The Agora is astonishingly affordable, especially when you consider it has a 10-inch screen – three inches more than the Nexus 7. It runs Android 4.0 Ice Cream Sandwich without any manufacturer adornment on top, which we like, plus front and rear cameras and 8GB of storage space (which can be bolstered by up to 32GB thanks to the microSD slot). The 1GHz ARM processor isn’t up to the standards of the Nexus’ quad-core Tegra 3 CPU, though, so don’t expect a speedy, lag-free experience – and multitasking isn’t recommended. Definitely good value for money, but the speed of the Nexus 7 means it’s still the one we’d rather own.
Amazon Kindle Fire
US$200 (£130), Amazon
Yes, we know it’s not on sale in the UK, but if you happen to be Stateside you can pick this 7-inch tablet for a song.
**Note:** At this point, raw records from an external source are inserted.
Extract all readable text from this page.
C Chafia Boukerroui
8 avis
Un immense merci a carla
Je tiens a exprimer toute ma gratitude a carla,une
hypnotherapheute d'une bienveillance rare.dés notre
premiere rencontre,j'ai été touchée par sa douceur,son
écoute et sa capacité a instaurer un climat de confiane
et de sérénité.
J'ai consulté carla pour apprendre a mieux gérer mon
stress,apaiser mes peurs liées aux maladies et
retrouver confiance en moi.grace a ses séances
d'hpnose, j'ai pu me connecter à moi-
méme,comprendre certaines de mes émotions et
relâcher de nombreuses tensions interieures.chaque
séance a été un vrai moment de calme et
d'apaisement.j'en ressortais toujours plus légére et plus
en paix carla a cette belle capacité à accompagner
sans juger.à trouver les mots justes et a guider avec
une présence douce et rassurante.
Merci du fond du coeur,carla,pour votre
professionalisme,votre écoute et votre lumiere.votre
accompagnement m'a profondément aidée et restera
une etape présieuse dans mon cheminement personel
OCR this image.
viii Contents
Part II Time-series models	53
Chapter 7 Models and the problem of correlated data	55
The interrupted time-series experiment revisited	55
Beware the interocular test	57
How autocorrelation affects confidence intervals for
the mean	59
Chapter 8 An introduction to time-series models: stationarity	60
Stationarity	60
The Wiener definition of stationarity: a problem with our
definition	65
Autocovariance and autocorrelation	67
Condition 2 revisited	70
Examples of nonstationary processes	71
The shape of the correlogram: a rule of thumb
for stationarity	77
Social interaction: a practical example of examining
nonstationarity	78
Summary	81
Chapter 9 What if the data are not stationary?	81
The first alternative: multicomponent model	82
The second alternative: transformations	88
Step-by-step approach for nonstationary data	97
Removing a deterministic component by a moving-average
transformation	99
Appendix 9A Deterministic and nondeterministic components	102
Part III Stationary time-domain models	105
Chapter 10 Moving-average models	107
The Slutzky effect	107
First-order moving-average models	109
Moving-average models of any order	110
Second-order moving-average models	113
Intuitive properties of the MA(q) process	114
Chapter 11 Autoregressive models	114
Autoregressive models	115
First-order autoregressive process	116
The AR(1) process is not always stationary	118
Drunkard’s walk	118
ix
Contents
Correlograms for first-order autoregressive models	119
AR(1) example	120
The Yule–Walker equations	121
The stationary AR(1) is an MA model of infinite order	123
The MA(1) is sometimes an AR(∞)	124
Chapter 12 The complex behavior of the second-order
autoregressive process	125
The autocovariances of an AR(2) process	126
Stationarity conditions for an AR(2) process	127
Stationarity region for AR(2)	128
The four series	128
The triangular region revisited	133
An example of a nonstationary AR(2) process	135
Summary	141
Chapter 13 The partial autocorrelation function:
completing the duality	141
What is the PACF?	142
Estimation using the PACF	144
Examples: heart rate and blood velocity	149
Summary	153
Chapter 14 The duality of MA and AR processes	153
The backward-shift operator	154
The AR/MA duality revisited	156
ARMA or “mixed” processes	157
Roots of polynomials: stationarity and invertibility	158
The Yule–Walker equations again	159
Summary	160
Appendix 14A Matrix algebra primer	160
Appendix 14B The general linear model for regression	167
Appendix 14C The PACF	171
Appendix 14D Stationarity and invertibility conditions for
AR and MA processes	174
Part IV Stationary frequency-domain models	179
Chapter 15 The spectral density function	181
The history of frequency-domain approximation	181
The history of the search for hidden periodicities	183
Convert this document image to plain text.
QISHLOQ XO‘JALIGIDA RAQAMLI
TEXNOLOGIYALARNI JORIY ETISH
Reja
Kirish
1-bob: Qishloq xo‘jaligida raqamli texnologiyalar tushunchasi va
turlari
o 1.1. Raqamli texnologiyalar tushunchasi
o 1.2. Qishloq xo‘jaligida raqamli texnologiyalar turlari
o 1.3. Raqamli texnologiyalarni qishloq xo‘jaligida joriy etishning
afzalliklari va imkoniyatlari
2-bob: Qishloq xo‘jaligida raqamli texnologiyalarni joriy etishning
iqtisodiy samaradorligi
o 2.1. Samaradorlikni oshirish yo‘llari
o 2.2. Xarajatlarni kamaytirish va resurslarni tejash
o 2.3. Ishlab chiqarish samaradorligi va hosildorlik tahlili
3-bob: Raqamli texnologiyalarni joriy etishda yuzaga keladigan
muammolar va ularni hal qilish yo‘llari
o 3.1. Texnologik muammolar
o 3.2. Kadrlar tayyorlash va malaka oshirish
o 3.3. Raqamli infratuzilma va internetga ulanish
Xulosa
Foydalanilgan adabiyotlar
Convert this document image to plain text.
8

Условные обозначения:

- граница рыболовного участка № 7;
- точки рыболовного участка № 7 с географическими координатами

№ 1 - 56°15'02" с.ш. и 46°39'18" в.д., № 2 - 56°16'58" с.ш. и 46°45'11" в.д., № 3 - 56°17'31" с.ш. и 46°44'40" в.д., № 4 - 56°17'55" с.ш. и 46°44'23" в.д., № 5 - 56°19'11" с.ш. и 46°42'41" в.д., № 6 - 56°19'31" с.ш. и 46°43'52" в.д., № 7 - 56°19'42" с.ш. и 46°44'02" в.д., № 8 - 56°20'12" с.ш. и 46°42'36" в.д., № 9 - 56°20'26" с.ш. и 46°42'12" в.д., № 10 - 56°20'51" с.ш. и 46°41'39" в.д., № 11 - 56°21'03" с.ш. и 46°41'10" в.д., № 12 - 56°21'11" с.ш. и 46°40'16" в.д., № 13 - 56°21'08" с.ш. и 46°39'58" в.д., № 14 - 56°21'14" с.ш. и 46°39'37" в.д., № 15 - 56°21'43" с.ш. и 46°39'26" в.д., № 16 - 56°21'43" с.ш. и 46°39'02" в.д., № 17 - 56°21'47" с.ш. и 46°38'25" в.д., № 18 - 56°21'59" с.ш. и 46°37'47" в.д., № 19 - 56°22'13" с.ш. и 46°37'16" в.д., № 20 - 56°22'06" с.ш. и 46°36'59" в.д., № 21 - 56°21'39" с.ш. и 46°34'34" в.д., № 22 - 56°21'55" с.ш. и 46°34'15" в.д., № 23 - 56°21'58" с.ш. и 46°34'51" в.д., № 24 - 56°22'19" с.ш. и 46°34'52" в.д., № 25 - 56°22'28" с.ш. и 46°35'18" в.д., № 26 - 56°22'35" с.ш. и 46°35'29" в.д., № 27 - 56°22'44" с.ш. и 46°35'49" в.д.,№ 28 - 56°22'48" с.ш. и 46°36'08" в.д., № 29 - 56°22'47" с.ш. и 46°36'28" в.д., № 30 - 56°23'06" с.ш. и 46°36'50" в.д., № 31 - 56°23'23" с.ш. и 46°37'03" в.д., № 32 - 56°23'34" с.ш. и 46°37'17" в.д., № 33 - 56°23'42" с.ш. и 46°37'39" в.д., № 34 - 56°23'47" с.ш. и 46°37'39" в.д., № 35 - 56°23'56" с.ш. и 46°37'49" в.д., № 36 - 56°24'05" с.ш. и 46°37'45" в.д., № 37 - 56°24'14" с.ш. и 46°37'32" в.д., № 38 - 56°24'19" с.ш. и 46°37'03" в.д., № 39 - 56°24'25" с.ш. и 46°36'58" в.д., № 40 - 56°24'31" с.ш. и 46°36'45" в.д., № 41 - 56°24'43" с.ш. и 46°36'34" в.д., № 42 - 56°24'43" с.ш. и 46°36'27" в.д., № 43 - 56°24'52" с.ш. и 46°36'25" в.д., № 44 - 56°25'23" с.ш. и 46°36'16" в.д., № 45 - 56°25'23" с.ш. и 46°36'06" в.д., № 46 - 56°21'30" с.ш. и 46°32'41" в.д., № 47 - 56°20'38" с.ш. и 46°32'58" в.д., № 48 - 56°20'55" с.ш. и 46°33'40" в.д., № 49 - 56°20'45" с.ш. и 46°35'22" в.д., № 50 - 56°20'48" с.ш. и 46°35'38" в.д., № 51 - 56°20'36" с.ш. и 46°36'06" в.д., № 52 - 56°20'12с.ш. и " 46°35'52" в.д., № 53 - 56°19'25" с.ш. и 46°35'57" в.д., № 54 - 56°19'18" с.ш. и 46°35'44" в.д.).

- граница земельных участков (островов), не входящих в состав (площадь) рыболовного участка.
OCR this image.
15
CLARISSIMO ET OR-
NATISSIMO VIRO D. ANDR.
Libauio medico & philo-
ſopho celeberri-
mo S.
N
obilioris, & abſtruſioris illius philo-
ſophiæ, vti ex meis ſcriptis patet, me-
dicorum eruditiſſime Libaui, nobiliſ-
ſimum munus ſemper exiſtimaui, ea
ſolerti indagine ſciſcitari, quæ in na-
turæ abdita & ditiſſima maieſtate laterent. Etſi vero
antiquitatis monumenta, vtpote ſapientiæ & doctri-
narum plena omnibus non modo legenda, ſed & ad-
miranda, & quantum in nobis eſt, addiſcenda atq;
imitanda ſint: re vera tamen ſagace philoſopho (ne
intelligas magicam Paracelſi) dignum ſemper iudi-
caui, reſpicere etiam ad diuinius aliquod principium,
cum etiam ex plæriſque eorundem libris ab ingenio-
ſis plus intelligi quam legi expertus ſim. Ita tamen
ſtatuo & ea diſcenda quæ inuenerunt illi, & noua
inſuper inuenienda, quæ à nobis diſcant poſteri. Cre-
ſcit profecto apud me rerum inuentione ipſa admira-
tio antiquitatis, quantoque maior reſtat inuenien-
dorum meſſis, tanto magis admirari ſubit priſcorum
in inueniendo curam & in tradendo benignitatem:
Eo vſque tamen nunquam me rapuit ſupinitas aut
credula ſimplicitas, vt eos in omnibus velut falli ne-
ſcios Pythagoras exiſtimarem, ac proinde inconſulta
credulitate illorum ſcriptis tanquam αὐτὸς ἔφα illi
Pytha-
We ran the rule over the Fire last year (read our review) and liked it, but the Nexus has more storage space (16GB as opposed to 8GB) and a higher resolution screen; the Fire doesn’t even have a camera or GPS. We’d bet our bottom dollar, however, on the second generation Fire (or Fires) being a lot better – and we expect news of that soon.
Andy Pad Pro
£179, Andy Pad
The Andy Pad Pro quite impressed us when it was launch in 2011, thanks to its decent specs (16GB of storage, two cameras) and swift performance – but up against the Nexus 7 it comes out pretty poorly. It still runs Android 2.3 and costs £179, leaving it looking dangerously out of date and overpriced.
US$149 (£95), Ainovo
The 8GB Paladin is just US$89, but the $60 postage fee ups that significantly – and yet it’s still the cheapest model here. Don’t expect blistering performance compared to the Nexus 7 – the CPU is a single-core 1GHz number – and the 7-inch screen has a resolution of just 800 x 480. There’s a microSD slot to boost the storage by up to 32GB. The Paladin is ideal if you need a tablet under £100, but the Nexus 7 is leagues ahead in every other respect.